In Swanson/Martin v. Coos County, 4 Or App 587, 591, 481 P2d 375 (1971), we stated that the predecessor to ORS 30.265(3)(d)

“relates to particular types of claims which by various statutes relating thereto are limited or rendered immune.
“This construction does not affect the application of ORS 30.265(2)(f) [currently ORS 30.265(3)(d)] to the multitude of Oregon statutes which give to various public bodies specific immunity as to particular types of tort claims.”

See also Lansing, “The King Can Do Wrong! The Oregon Tort Claims Act,” 47 Or L Rev 357, 363 (1968).

We conclude that ORS 30.265(3)(d) is a substantive immunity statute. It does not relate to statutory limitations or time bars; they are dealt with elsewhere in OTCA. Defendant argues that reading ORS 30.265(3)(d) in that way renders it meaningless. On the contrary, the paragraph has ample substantive meaning without stretching its language as defendant would have us do. There are numerous statutes outside OTCA that provide immunity for public bodies. See, e.g., ORS 399.225 (members of state military immune for acts or omissions done in the performance of their duty); ORS 420.040 *8(juvenile training schools not liable for damages on account of misconduct of a student of the school). ORS 30.265(3)(d) assures that those immunity provisions are not waived by OTCA.

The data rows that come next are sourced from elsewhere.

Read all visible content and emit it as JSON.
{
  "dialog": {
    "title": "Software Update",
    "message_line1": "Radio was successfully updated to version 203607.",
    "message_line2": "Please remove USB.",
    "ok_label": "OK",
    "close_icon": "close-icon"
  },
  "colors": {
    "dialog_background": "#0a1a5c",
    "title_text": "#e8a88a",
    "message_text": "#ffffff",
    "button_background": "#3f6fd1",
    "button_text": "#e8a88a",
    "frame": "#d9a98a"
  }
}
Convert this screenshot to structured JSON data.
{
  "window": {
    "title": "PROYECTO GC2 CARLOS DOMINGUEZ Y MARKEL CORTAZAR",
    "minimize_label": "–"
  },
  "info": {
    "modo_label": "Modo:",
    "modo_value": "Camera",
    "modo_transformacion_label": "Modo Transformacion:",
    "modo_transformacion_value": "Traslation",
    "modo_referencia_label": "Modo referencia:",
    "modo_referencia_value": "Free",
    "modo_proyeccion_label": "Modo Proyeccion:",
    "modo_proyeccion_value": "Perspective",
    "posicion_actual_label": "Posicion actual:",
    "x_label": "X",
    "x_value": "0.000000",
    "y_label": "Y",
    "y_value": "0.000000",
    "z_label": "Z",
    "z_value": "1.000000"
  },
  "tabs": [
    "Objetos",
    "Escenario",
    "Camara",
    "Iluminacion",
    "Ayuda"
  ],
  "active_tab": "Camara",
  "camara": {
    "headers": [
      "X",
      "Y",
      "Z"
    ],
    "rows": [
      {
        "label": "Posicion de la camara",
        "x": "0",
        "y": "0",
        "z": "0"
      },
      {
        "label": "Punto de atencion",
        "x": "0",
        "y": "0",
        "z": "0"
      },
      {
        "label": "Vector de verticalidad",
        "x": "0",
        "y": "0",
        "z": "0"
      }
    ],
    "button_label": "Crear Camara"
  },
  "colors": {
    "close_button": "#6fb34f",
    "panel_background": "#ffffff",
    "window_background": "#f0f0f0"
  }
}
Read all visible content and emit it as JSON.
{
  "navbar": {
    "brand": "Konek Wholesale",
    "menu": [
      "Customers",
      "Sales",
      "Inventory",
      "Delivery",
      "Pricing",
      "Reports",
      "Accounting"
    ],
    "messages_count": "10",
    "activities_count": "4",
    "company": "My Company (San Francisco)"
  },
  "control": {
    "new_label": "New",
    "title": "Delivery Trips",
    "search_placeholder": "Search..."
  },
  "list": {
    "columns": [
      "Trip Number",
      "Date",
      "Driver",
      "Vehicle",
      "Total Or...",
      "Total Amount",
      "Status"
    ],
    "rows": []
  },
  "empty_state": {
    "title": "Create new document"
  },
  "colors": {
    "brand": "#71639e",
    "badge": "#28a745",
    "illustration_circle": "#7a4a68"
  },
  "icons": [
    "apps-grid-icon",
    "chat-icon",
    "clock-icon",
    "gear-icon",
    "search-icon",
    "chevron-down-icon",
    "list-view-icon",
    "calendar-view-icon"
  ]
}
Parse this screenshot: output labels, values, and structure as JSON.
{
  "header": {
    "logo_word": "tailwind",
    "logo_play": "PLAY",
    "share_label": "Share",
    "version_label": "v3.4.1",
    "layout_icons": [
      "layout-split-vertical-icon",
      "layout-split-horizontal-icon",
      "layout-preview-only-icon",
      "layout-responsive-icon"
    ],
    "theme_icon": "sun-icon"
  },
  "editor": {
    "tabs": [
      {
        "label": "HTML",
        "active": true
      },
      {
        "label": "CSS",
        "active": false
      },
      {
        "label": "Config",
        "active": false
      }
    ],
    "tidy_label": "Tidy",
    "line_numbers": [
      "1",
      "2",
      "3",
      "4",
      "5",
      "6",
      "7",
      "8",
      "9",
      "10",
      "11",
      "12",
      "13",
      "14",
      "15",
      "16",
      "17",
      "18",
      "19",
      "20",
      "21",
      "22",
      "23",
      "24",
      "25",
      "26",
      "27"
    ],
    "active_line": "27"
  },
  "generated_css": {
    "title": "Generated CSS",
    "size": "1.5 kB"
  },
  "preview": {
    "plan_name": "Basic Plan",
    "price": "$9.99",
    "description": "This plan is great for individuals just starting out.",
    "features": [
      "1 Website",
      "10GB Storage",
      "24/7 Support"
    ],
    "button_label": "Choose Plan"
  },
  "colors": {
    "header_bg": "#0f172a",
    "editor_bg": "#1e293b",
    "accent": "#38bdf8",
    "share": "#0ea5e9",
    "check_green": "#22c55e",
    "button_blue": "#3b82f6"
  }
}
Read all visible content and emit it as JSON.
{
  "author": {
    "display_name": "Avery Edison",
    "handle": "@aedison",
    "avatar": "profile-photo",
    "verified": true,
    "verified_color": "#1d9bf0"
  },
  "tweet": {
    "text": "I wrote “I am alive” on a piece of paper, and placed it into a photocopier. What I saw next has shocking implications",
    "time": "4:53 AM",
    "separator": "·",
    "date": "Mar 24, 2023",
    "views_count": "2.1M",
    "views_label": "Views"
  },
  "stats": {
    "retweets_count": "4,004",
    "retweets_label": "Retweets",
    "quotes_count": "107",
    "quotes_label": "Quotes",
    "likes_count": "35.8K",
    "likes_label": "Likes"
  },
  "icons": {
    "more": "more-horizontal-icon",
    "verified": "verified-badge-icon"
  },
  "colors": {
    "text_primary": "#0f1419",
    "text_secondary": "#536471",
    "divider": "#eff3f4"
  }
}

Moreover, defendant’s interpretation of ORS 30.265(3)(d) would render ORS 30.275(8) senseless or meaningless. ORS 30.265(3)(d) would simultaneously incorporate ORS 30.275(8) itself along with the statutes of limitations that ORS 30.275(8) makes inapplicable to OTCA actions. It is clear that the legislature could not have intended ORS 30.265(3)(d) to supplement the limitations provision of ORS 30.275(8). ORS 30.265(3)(d) pertains to substantive immunity; ORS 30.275(8) is the statute of limitations for OTCA.

Plaintiff brought her action within two years after she discovered her injury.4 It was timely under ORS 30.275(8), and the trial court erred in dismissing her claims.

Reversed and remanded.

Plaintiffs complaint alleged three negligent acts. Defendant filed a Motion to Dismiss/Strike two of the three specifications of negligence. When the trial court granted defendant’s motion, the parties stipulated to an order dismissing plaintiffs third allegation, and the court entered a final judgment.

It is not wholly clear whether either or both parties proceed from the understanding that the repose provision in ORS 12.110(4) is a “limitation on the commencement of an action,” as well as a “provision of ORS chapter 12.” In either event, it comes within the “notwithstanding” clause, as we construed it in Lawson. We therefore need not decide whether the statute of ultimate repose is a “limitation” statute within the meaning of ORS 30.275(8).

Our conclusion in Lawson and here are further supported by the fact that ORS 30.275(8) specifically retained a statute of ultimate repose for certain claims under OTCA. ORS 12.135 provides, among other things, for a 10-year ultimate repose period for actions involving certain work on real property. Thus, the legislature knew how to retain statutes of ultimate repose in OTCA, when it chose to do so. If it had intended the ultimate repose provision for medical malpractice claims to apply under OTCA, it easily could have retained ORS 12.110(4) as well.

The “discovery rule” is applicable to actions under OTCA, see Dowers Farms v. Lake County, 288 Or 669, 607 P2d 1361 (1980), and defendant does not contend otherwise.